Środa na rynku eurodolara upływa pod znakiem próby powrotu do trendu wzrostowego, po tym jak ostatnie trzy dni przyniosły realizację zysków. Sukces jest tylko połowiczny. Euro wprawdzie zyskało do dolara, ale trudno mówić o przełomie. Również na gruncie analizy technicznej.
Dziś brakowało istotnych publikacji makroekonomicznych i wydarzeń, mogących w sposób trwały ukształtować nastroje na rynkach finansowych. Takim impulsem nie stały się, uznawane za bardzo zmienne, a przez to często ignorowane, dane o zamówieniach na dobra trwałe w USA. W sierpniu zamówienia te wzrosły o 0,1% w relacji miesięcznej, podczas gdy nie oczekiwano ich zmian. Jednak już zamówienia z wyłączeniem zamówień na środki transportu spadły o 1%, co było wynikiem poniżej konsensusu, gdyż prognozowano ich wzrost o 1% M/M.

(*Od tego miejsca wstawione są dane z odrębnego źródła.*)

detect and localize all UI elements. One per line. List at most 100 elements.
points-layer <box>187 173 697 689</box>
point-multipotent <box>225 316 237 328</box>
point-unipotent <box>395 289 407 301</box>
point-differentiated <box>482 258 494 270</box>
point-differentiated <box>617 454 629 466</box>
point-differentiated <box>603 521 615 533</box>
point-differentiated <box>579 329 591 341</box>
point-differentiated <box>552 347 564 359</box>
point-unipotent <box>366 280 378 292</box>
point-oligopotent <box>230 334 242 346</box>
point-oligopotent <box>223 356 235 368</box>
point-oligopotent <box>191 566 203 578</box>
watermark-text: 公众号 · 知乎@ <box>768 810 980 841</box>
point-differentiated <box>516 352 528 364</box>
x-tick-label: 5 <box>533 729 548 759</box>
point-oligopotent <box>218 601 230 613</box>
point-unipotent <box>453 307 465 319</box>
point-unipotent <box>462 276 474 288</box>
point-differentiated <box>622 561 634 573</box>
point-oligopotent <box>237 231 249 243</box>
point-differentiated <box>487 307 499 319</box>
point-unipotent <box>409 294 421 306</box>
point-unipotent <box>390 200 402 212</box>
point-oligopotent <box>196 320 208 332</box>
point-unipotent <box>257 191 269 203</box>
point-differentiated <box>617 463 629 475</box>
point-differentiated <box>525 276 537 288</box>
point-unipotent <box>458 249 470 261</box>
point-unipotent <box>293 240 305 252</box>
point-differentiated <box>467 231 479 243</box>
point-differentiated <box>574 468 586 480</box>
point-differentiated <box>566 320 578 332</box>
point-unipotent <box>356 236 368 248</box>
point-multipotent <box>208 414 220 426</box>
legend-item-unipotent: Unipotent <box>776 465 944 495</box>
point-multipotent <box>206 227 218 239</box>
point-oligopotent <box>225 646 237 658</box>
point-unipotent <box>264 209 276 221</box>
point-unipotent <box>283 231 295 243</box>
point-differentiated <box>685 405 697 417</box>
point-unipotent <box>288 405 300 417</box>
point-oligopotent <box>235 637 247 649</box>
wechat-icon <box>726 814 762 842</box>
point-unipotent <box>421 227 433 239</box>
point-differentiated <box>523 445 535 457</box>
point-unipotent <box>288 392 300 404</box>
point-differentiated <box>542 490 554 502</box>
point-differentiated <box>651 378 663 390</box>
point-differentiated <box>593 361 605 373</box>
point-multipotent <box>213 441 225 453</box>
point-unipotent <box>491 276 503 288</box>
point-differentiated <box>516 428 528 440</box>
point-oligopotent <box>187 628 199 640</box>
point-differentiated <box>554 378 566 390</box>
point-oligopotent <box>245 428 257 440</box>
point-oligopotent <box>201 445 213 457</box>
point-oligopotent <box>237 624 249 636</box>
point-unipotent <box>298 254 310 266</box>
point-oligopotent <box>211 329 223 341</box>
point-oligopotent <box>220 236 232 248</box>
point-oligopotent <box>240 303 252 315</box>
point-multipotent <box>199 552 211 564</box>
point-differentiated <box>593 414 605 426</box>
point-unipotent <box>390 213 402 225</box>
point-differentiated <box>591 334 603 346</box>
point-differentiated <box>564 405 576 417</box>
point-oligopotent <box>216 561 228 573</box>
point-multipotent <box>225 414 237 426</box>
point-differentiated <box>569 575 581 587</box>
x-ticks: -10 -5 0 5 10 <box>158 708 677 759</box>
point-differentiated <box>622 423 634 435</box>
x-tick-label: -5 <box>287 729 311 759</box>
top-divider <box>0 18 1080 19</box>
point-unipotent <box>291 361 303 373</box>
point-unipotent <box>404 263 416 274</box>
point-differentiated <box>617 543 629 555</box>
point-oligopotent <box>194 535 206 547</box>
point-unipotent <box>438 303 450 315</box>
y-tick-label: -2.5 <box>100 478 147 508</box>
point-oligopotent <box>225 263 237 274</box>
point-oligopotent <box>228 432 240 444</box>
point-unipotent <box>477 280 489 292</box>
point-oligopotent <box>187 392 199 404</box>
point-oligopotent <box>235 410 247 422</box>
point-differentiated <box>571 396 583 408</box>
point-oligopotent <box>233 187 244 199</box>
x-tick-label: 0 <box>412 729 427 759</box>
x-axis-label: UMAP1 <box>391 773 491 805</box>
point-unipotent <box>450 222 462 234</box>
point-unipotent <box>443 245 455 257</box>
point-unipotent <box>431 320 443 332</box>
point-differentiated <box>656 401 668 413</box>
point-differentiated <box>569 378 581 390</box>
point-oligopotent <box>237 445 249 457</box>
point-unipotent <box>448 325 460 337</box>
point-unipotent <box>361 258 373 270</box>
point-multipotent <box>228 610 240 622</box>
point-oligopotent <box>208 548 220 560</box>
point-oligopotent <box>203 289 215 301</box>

Wobec braku potencjalnych silnych impulsów rynek eurodolara poruszał się drogą wyznaczoną przez analizę techniczną. Po tym jak w nocy stronie popytowej udało się wybronić przed spadkiem poniżej 2-tygodniowej linii trendu wzrostowego i dolnego ograniczenia 4-dniowego kanału spadkowego na wykresie godzinowym (1,3460-1.3470), kurs ruszył do góry. Aprecjację wspólnej waluty zatrzymał dopiero opór na 1,3515. Tworzy go górne ograniczenie wspomnianego kanału spadkowego. Jeżeli kupującym ostatecznie uda się doprowadzić do wybicia górą z kanału to będzie to sygnał do zakończenia spadkowej korekty. Ewentualny spadek poniżej 1,3460, przedłuży korektę nawet do 1,3340, jednocześnie istotnie zmniejszając szanse na szybki atak na lutowe maksimum (1,3710), co póki co pozostaje scenariuszem bazowym dla eurodolara na najbliższe 2-3 tygodnie.
Dziś jeszcze potencjalny wpływ na notowania EUR/USD może mieć, zaplanowana na godzinę 16:00, publikacja danych z rynku nieruchomości w USA. W sierpniu oczekiwany jest wzrost sprzedaży nowych domów do 420 tys. z 394 tys.
W czwartek w centrum uwagi znajdą się przede wszystkim publikacje finalnych odczytów danych o PKB dla Wielkiej Brytanii i USA za okres II kwartału br. Jak co tydzień inwestorzy będą też przyglądać się najnowszym danym nt. wniosków o zasiłek dla bezrobotnych w USA. Nie można również zapominać o publicznych wystąpieniach przedstawicieli Fed (Stain, Kocherlakota), podczas których może zostać poruszona interesująca rynki kwestia ograniczenia QE3.
Z każdym dniem na znaczeniu będzie też zyskiwał amerykański spór w Kongresie wokół budżetu i podwyższenia ustawowego limitu zadłużenia. Nie jest więc wykluczone, że ten czynnik również będzie miał duże znaczenie w czwartek.
O godzinie 15:25 kurs EUR/USD testował poziom 1,3497 dolara.